The chief American diplomat said Obama was asking everyone in the U.S. government for new concepts to speed up the fight. Some steps were in motion before the Paris attack, he said, such as the decision to deploy some U.S. special forces to Syria and ongoing efforts toward a cease-fire between Syria's government and rebel groups.
But Kerry didn't outline any specific post-Paris additions to the strategy. He made no mention of any country authorizing a large-scale deployment of boots on the ground to Syria, as some Republican presidential candidates have suggested. And he dismissed the notion of a no-fly zone in Syria, proposed just last week by his predecessor as secretary of state, Democratic presidential candidate Hillary Rodham Clinton. He said it was "not a new idea."
Kerry didn't rule out greater cooperation with Russia, which Hollande is expected to ask Obama about. Obama and other U.S. official say Russia must first limit airstrikes to the Islamic State and other extremist groups, and not Western-backed, moderate forces.
If rebels see new cooperation with Russia as designed to keep Syrian President Bashar Assad in power, "that complicates issues, and then you will have greater support going to bad actors." "It has to be done in a way that manages the passions and the disappointment and the sacrifices and the anger that exists on the ground among people who have been fighting Assad for four years now," Kerry said. "You have to do this in a way that actually brings them to the cease-fire."

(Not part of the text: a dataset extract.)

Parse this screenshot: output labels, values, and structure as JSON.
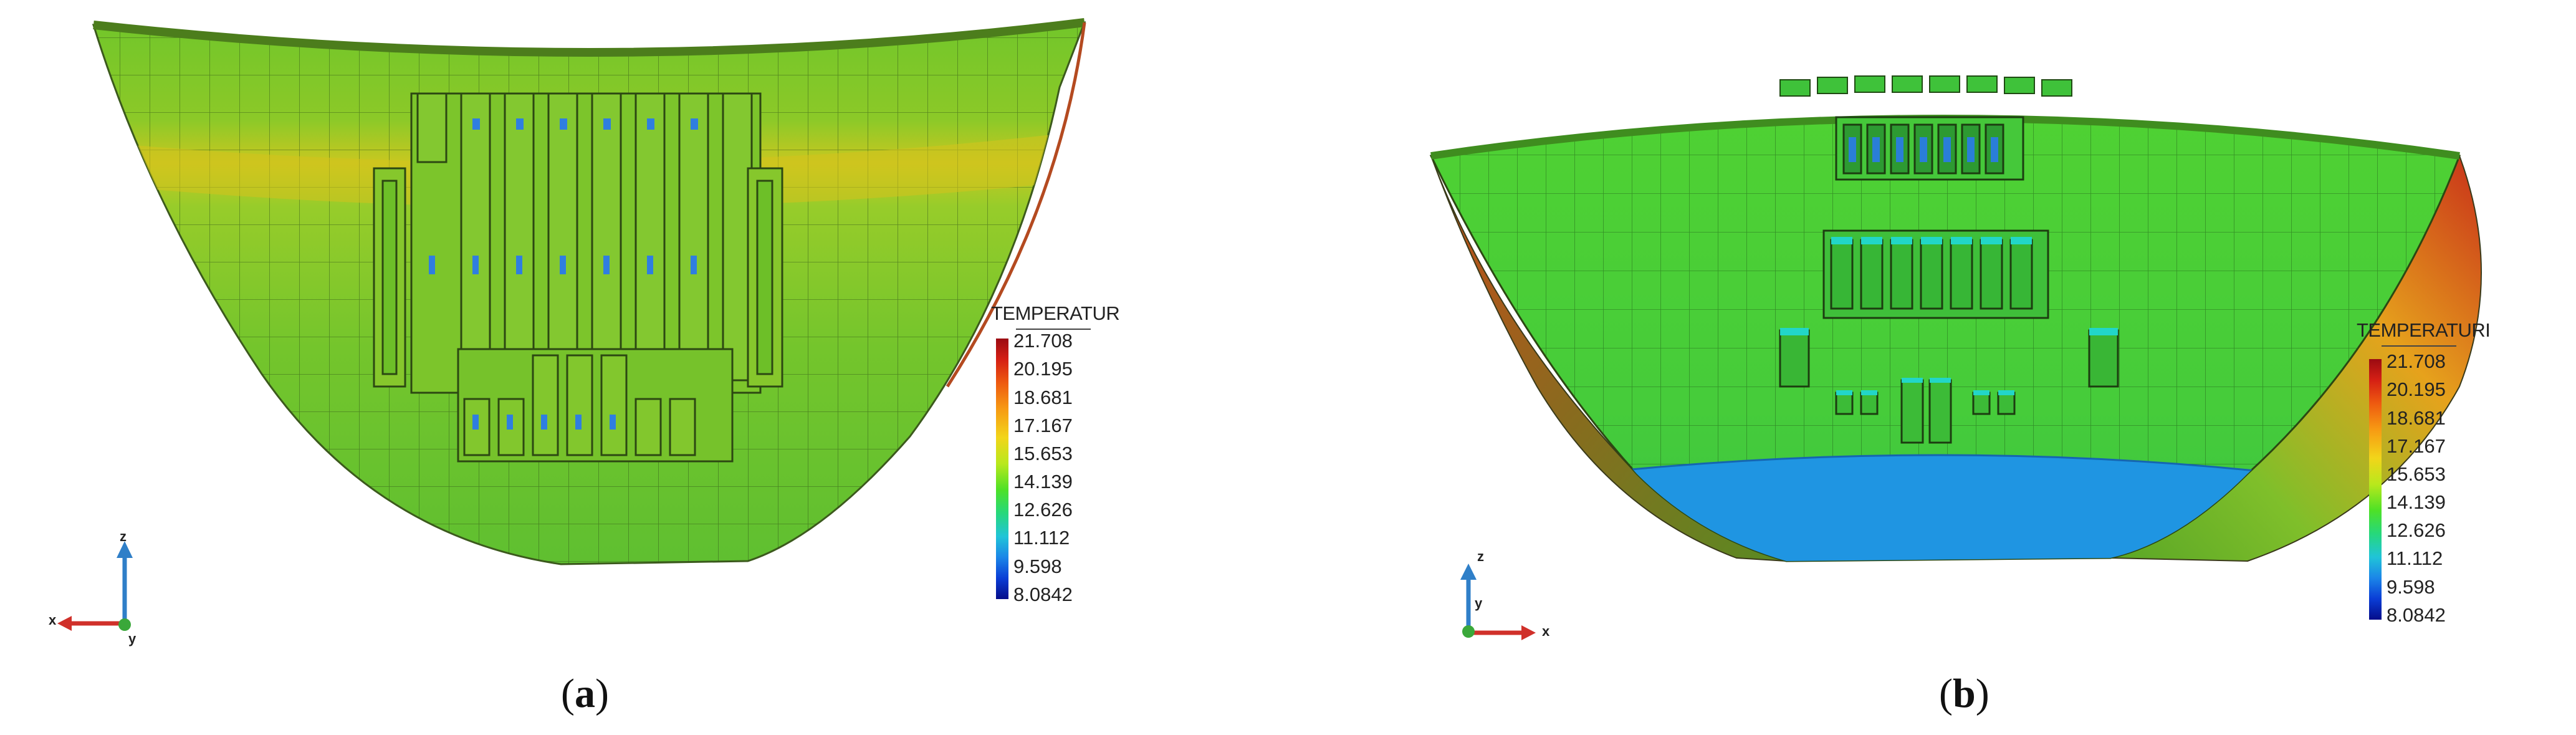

Separately, the U.S. military said it destroyed 283 tanker trucks used by IS militants to transport oil from producing fields in eastern Syria to smuggling points in an acceleration of attacks on one of the militants' most important sources of income.
The attack by four A-10 attack planes and two AC-130 gunships was carried out Saturday at a site near Deir el-Zour and al-Hasakah but not made public until Monday. It followed a similar assault on Nov. 15 that destroyed 116 tanker trucks as part of a concerted campaign to cripple the militants' oil revenues.
Kerry said IS militants "are losing territory, they are losing towns, they are losing people, they are losing oil revenue." But they're gaining support from other terrorist groups around the world, making defeating them more urgent.
"We have to cut off this notion of success," he said, by which IS "gets a cheapie: Someone who already is a terrorist does something in their name." Kerry was clearest in outlining his focus in the overall strategy: Getting Assad and moderate rebels into a political transition process.
A truce could be a couple of weeks away, he insisted, even if several matters remain unresolved. For one, the plan doesn't say when Assad might leave power. And no agreement has been reached on which fighting forces, beyond IS and the al-Qaida-linked Nusra Front, would be barred from participating.
Kerry said discussions Monday with Abu Dhabi's crown prince, Sheikh Mohammed bin Zayed Al Nahyan, and Saudi Foreign Minister Adel al-Jubeir touched on Ahrar ash-Sham. Saudi Arabia, Qatar and Turkey back the hard-line Islamist force; Assad's government and its defenders, Iran and Russia, see it as a terrorist entity.
Kerry sought a middle line. "You don't want to categorize everybody automatically," he said. "If you can talk to some people and bring them back from there, and they want to go be part of the political process, and they're willing to observe a ceasefire and put down their weapons, and so forth, then maybe that's an opening.